I am an Author, Designer, Illustrator and a major international award winning quilt artisan. I love working with fabrics and threads and they have become my medium of choice.

17 thoughts on “A Most Useful Toy For Applique

  1. This proves I was right not to buy the scan and cut when I first saw it and fell in love. I had a thought that technology changes and improves quickly … and it just might be worth waiting. I think I will wait a little longer for more improvements … and for the budget to catch up!

  2. I’m with you. I love, love, love my Cameo. And if you want to spend a lot of time messing with the software, you can even cut your fabric with it, but for the most part I don’t do that as it is very time consuming. But for applique templates, it is awesome. I have spent a good portion of today cutting out star shapes in fabric to be used with machine applique. What a timesaver!

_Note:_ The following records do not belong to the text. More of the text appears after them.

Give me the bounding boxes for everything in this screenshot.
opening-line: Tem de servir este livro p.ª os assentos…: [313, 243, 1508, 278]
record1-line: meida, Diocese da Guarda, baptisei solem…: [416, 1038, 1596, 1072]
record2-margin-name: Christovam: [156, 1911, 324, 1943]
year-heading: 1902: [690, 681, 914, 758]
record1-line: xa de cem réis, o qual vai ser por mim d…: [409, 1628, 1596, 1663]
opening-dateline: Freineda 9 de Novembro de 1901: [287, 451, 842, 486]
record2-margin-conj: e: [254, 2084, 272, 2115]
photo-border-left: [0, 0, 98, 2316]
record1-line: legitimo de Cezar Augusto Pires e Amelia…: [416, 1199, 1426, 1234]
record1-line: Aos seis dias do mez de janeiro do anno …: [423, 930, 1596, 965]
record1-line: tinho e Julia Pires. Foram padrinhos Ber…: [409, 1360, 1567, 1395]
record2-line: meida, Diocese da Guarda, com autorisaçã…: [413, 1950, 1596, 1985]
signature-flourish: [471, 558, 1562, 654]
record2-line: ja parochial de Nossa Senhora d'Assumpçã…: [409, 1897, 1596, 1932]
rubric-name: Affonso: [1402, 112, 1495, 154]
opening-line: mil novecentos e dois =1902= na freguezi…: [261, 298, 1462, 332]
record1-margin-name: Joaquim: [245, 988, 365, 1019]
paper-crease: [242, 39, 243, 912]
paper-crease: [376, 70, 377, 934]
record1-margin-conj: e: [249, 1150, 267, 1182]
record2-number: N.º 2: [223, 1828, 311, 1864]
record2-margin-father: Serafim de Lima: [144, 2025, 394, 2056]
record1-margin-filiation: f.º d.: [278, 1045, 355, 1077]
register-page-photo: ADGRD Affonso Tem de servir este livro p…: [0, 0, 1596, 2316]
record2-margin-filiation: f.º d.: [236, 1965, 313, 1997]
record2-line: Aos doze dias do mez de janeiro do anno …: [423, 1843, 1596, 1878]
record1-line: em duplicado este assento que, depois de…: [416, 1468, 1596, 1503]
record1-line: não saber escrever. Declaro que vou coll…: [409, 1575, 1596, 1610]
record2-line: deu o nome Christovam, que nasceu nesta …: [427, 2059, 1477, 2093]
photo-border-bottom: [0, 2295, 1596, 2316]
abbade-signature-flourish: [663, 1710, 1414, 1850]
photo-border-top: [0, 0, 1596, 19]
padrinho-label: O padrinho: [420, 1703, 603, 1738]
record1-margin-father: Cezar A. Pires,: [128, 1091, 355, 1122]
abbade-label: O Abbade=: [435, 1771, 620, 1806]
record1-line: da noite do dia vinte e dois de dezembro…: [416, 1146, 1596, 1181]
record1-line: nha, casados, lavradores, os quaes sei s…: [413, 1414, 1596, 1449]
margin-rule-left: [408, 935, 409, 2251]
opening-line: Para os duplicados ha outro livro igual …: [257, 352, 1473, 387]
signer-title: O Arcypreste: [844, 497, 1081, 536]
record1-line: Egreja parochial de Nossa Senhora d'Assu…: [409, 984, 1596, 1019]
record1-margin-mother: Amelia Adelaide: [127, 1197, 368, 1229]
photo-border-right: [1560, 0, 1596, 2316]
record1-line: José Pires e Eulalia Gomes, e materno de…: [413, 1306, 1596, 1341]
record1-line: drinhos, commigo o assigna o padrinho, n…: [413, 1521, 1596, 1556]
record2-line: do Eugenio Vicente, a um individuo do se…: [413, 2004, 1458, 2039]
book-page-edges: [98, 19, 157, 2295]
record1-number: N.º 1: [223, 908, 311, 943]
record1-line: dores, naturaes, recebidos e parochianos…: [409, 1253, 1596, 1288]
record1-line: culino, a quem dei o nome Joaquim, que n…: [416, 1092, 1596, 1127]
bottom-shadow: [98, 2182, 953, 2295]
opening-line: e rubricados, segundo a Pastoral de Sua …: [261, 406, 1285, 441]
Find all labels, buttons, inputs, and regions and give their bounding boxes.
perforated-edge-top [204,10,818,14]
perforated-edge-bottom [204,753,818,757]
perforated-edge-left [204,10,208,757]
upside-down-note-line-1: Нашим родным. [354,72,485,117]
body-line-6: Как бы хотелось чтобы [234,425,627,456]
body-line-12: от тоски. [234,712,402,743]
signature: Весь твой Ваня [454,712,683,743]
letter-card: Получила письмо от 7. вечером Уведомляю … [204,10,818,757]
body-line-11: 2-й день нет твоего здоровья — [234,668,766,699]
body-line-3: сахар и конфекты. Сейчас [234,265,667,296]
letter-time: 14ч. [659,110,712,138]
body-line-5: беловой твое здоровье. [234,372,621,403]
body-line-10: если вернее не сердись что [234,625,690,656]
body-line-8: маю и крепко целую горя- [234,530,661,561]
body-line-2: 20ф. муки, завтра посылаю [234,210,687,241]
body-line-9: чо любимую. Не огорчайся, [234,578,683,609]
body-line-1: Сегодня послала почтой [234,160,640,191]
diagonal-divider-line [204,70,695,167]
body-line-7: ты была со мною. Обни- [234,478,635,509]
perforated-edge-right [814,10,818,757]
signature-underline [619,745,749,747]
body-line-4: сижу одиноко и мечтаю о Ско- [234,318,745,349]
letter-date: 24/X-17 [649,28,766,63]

  3. I had to stop reading after all the descriptions of their errors I must be making with the rudimentary tools I have.
    Gave me the heeby jeebies. I had to sit down. Liquid fruit might be called for.
    I am just going to pet one of my bird kits and think about this.
    What about something you did not draw the pattern for?
    Could you scan it and then cut? Not any of your patterns…..
    You provide great freezer papers already for me….

  4. now to get my cameo out of the box and clear my mind to try and understand how to use it! Wonder if I can find a “cameo fairy” to cure my laziness”)? lol

  5. I love my Cameo! When I made your “Little Bird” pattern, I pulled the PDF into the Cameo software and cut the freezer paper that way. I have also used the Cameo pen holder and a Sharpie to draw the pattern onto the vinyl for placement. Depending on the size, you do need to manually tile the design, but it sure is quicker than tracing.

  6. Judy, I really looked hard at the Brother because it does have some really worthwhile (for the money) benefits but when I found out about the proprietary software that does not recognize the Illustrator svg files?–a deal breaker. For that kind of money it was a no go.

    I shall wait to see if they correct that major error in thinking. 😉

  7. Oh Sandra, Now I know how you spend your time at quilt conventions.Sounds like a wonderful tool. Copying to the vinyl overlay would be awesome. Thanks as always for your sharing your wonderful finds.

  8. Can the illustrator files be converted to jpg or some other common picture file format that can be used with assorted publishing programs from Word to professional programs?